Satisfied with the draw in a tough opening match of the World Championships, Indian chess wizard Viswanathan Anand said he felt relieved to have pulled off the result after a rather wobbly start against title-holder Magnus Carlsen.
"I was a bit wobbly for a few moves but then I got back on track, I am slightly relieved," the five-time world champion Indian said in the post-match conference.
Anand, who put pressure in the opening and then lost his way to find himself grappling in a slightly worse endgame, conceded that the position should have been an easy one to play.
"To be honest this position this should not require so much work, somehow some imperceptibly careless moves and then it started to get very annoying.
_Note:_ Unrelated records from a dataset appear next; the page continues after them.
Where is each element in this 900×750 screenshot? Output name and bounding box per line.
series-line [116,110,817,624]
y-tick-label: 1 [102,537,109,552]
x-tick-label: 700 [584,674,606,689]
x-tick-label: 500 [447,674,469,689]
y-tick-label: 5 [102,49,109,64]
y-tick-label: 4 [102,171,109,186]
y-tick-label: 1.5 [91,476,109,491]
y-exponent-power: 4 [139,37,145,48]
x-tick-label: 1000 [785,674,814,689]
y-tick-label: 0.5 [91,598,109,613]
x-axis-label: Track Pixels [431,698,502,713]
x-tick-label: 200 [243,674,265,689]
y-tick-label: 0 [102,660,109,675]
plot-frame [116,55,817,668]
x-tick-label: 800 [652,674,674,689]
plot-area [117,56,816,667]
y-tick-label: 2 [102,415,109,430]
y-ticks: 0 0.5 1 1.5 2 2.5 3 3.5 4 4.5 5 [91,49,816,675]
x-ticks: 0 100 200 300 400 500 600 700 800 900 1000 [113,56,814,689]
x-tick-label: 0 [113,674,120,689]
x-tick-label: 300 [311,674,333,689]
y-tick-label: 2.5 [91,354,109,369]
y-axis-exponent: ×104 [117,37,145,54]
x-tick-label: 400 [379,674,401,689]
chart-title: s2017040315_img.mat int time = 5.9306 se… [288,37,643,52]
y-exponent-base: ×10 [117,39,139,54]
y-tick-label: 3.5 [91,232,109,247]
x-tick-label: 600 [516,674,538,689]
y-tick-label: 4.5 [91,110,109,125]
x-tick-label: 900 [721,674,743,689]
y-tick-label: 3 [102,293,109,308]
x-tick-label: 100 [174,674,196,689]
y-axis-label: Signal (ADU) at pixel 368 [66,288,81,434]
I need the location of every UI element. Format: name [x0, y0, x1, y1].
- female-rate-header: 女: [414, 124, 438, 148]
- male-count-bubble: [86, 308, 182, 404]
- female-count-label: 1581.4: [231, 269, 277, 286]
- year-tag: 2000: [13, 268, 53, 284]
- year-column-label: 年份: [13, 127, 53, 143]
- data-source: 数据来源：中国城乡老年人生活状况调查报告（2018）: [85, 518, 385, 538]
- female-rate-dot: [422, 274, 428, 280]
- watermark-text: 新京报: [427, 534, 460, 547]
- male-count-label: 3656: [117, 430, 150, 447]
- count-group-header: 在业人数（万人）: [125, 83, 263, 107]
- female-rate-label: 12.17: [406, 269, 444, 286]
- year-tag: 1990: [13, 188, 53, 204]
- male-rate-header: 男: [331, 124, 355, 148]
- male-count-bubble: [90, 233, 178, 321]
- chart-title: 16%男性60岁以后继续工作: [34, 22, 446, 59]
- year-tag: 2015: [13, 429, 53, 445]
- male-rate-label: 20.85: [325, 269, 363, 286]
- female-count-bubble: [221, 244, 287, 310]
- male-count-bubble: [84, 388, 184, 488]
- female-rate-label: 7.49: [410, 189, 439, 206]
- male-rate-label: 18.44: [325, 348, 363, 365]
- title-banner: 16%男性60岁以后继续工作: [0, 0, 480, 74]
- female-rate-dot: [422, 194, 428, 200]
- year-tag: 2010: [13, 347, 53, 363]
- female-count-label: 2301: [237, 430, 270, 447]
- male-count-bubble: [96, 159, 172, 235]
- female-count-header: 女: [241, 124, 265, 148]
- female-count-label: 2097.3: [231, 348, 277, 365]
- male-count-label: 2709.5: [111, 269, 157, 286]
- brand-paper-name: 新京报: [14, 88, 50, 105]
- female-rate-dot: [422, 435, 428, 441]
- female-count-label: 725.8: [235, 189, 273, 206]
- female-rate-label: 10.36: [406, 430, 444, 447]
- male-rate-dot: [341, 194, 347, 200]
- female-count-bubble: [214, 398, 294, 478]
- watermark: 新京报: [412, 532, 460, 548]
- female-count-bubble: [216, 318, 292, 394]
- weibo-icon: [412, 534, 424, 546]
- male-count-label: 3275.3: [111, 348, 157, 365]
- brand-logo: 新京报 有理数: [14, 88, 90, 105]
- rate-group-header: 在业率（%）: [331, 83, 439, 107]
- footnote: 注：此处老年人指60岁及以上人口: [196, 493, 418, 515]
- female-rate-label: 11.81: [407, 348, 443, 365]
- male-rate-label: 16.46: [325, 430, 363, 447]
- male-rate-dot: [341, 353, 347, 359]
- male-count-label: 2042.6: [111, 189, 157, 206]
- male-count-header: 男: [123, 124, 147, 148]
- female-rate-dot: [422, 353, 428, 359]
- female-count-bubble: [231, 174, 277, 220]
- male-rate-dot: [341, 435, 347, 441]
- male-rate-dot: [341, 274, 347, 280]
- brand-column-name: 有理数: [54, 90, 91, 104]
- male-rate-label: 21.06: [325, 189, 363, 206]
I was down to three minutes or so, allowing his pawn to 'a4' didn't help but then I am very happy that I calculated this idea (rook manoeuvre)," the Indian ace noted.
Carlsen, on the other hand, agreed that it was a tentative start.
"It was a little bit tentative at the start, I think at some point neither of us was playing particularly confidently, but somehow I managed to get out of a slightly difficult position and I even was slightly better and then probably there was no way to win, it was a good start", the reigning champion observed.
Praising Anand for generating some nice ideas, Carlsen mentioned that he liked the Bishop manoeuvre when asked if he was expecting this variation.
"I wasn't sure what to expect but I thought this idea with Bishop 'h3' was nice and then it's not so easy, the key afterwards is that if I get to exchange queens even under bad circumstances, I should be holding easily. I was not playing for advantage but I just wanted to consolidate, certainly this opening needs to be checked," he said.
There was wide speculation on the Internet and Grandmaster Teimour Radjabov also said that Anand mixed up his moves in the opening. Replying to the query, Anand was tongue-in-cheek.
"I cannot really get in to details.. No, I did not mix up my moves".
When asked if the last match had any bearings on this one, Anand said, "I don't see the point of keeping that in the background. There will be enough problems in this match to deal with without adding that, so at least that's not something I am trying to reflect on."
Carlsen agreed with his senior on the matter.
"What happened in the last match is in the past, I agree with Vishy that there are going to be plenty of difficult and critical moments in the match, no point in dwelling in the past," he said.
Carlsen also said he was optimistic during the match but did not see a clear path.
"I was getting a little bit optimistic at some point when he found this idea with rook and queen. I thought I had some chances to press, I tried my best but I could not find anything. It's a game, I am not disappointed at all," he said.
The second game of the 12-games match will be played on Sunday afternoon with Carlsen having the advantage of white pieces.